A deep-learning algorithm is more efficient, quicker and cheaper for drug development since the deep layers of the model can learn more about the data and make accurate predictions (Zhang et al., 2020). We, therefore, believe that the combined implementation of such machine learning techniques as a drug development pipeline has applications in therapeutic drug targeting. Other than the field of drug discovery, deep learning approaches are also being utilized in the field of the scoring function. Jimenez et al. constructed a general-purpose scoring function KDEEP via 3D-convolutional neural networks (Jimenez et al., 2018). Deep-learning has also proven effective in numerous fields such as natural language processing (NLP), clinical investigation, image-processing, computer vision, computer games, self-driving vehicles and so on (Esteva et al., 2019; He et al., 2018). Healthcare, clinical issues and drug development also benefit tremendously from deep learning methods due to the exponential rise in biomedical data (Esteva et al., 2019; He et al., 2019). Deep-learning models for medical diagnosis have achieved physician-level and presented a positive application outlook (Esteva et al., 2017; Lin et al., 2018; Long et al., 2017).
However, the use of deep-learning approaches in drug discovery and chemical biology is restricted due to the scarcity of data, data analysis and lack of user-friendly deep-learning software. Recently, Liu et al. developed a user-friendly web server, DeepScreening (http://deepscreening.xielab.net) with the integration of a deep learning algorithm, which utilizes either the public or user-provided dataset to help biologists or chemists to perform virtual screening either the chemical probes or drugs for a specific target of interest (Liu et al., 2019).
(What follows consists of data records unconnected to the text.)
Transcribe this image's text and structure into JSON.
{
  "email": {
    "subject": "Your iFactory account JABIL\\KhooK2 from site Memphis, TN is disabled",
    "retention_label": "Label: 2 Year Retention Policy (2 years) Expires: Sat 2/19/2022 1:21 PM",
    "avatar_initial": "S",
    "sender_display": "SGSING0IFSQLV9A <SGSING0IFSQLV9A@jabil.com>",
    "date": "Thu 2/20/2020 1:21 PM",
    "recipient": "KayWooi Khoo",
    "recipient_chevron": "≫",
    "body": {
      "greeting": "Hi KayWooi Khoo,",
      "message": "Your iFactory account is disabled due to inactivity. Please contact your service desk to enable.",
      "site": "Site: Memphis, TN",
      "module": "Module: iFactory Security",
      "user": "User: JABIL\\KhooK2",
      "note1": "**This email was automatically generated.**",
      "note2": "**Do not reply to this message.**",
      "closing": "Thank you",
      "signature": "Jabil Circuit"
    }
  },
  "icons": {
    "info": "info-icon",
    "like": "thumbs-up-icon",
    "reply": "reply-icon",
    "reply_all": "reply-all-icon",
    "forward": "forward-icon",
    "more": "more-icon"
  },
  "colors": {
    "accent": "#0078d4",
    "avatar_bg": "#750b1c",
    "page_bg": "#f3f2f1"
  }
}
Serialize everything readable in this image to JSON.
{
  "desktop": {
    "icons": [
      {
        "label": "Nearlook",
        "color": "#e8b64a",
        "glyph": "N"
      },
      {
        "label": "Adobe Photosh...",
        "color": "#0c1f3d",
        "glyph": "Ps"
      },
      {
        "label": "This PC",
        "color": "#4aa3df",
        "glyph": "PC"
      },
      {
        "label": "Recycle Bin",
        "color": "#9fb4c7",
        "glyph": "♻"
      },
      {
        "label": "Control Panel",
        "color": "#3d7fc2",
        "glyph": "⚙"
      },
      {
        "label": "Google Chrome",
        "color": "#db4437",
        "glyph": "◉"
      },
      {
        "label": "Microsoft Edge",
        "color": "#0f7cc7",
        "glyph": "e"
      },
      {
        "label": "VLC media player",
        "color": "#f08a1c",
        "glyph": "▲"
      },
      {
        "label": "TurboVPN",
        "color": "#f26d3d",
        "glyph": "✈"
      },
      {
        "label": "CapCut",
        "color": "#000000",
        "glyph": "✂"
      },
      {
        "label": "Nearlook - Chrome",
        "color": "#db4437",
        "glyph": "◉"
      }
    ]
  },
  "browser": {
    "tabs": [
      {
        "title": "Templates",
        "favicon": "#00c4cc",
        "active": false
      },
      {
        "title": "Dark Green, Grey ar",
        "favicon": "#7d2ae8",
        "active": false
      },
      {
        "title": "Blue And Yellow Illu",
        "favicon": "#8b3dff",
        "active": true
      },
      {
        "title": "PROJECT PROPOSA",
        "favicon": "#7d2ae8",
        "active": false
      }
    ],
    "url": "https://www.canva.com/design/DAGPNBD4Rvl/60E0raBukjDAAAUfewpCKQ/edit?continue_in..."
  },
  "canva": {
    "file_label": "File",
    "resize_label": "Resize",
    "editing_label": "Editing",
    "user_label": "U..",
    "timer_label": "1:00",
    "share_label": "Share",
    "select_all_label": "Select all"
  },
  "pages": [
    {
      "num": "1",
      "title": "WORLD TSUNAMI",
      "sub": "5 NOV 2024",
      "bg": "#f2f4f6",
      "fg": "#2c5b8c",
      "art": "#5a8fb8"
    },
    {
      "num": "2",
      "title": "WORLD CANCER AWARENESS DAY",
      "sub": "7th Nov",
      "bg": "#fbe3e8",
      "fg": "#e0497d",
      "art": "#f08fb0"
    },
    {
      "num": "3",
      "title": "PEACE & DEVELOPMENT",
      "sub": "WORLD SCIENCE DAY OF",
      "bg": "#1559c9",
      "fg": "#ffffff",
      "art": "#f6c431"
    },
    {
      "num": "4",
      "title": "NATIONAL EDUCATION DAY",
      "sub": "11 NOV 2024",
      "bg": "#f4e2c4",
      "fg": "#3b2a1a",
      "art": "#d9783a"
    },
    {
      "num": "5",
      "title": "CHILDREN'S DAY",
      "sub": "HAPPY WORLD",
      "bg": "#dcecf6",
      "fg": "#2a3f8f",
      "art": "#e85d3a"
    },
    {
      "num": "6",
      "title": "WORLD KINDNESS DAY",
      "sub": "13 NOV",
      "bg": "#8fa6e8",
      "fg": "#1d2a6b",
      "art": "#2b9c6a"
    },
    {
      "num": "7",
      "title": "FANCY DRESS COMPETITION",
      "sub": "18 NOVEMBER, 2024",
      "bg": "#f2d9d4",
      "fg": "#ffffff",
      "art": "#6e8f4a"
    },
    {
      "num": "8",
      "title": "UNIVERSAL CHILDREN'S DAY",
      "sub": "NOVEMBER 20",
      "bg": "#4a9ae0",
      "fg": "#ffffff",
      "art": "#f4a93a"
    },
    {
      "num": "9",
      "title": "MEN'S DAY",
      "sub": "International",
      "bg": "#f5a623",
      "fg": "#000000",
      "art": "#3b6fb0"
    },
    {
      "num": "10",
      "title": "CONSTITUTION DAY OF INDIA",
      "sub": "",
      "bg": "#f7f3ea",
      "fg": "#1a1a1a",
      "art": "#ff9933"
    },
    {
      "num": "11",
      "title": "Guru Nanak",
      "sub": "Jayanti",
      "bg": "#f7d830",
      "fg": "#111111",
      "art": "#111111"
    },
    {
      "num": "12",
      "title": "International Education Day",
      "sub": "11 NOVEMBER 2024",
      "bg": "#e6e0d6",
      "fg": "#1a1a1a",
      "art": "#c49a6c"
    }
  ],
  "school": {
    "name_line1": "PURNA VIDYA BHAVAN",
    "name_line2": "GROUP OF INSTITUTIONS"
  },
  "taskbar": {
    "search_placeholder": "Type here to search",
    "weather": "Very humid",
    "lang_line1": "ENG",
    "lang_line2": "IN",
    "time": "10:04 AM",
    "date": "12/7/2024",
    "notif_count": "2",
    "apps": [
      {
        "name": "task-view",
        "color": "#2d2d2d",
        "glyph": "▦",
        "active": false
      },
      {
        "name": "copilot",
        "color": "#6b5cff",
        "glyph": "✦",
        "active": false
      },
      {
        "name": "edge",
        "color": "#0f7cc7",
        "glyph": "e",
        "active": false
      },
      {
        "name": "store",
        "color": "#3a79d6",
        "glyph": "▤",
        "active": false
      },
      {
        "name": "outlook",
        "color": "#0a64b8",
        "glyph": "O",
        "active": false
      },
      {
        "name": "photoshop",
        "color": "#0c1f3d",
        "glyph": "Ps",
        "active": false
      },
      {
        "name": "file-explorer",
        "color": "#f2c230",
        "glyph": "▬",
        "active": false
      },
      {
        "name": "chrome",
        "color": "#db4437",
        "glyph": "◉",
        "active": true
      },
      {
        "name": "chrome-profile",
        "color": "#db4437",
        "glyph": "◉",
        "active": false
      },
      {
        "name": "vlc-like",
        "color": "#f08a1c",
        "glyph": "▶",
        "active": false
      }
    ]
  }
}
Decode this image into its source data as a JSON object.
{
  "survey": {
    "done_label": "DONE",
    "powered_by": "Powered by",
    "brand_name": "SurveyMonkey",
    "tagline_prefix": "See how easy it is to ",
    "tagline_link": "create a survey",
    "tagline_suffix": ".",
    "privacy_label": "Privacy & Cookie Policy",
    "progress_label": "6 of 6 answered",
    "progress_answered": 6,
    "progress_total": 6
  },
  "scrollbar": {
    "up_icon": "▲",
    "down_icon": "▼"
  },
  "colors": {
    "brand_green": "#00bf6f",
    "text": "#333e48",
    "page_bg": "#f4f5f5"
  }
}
Using DeepScreening web server, we could create a deep-learning model and generate the target-focused de novo libraries. Constructed classification or regression models may then be used for virtual screening against de novo libraries or different chemical libraries offered on the server.
Therefore, considering the urgent need for C. albicans inhibitors and enough previous evidence of using DHFR inhibitors, the current work is attempted by adopting a deep learning algorithm. To continue the efforts of computational drug repurposing, we used FDA-approved-drug-library containing 1930 drug molecules for screening against CaDHFR to identify some new drugs against C. albicans and candidiasis. This study presents the outcomes obtained by deeplearning technique, virtual screening and molecular dynamic simulation and summarizes the existing FDA-approved drugs which could be utilized against C. albicans. This research will help to get new antifungals against C. albicans and help humans against candidasis. The workflow of the overall methodology is shown in Figure 1.
Material and methods
Receptor preparation
The X-ray crystal structure of C. albicans enzyme dihydrofolate reductase (CaDHFR) (PDB ID: 4HOF and resolution: 1.76 Å) attached with its inhibitor (18H) was obtained from RCSB Protein Data Bank (PDB) (https://www.rcsb.org) (GDayanandan et al., 2014) (Figure 2(A)). The 18H (5-[3-(2methoxy-4-phenylphenyl)but-1-yn-1-yl]-6-methylpyrimidine2,4-diamine) was used as reference molecule in this study. For receptor preparation, all the water molecules and existing ligand (except NDP) were removed from the protein molecule with the help of the PyMOL software. After that, hydrogen atoms were added to the receptor molecule by using Autodock Tool 1.4 (ADT) (Goodsell et al., 1996).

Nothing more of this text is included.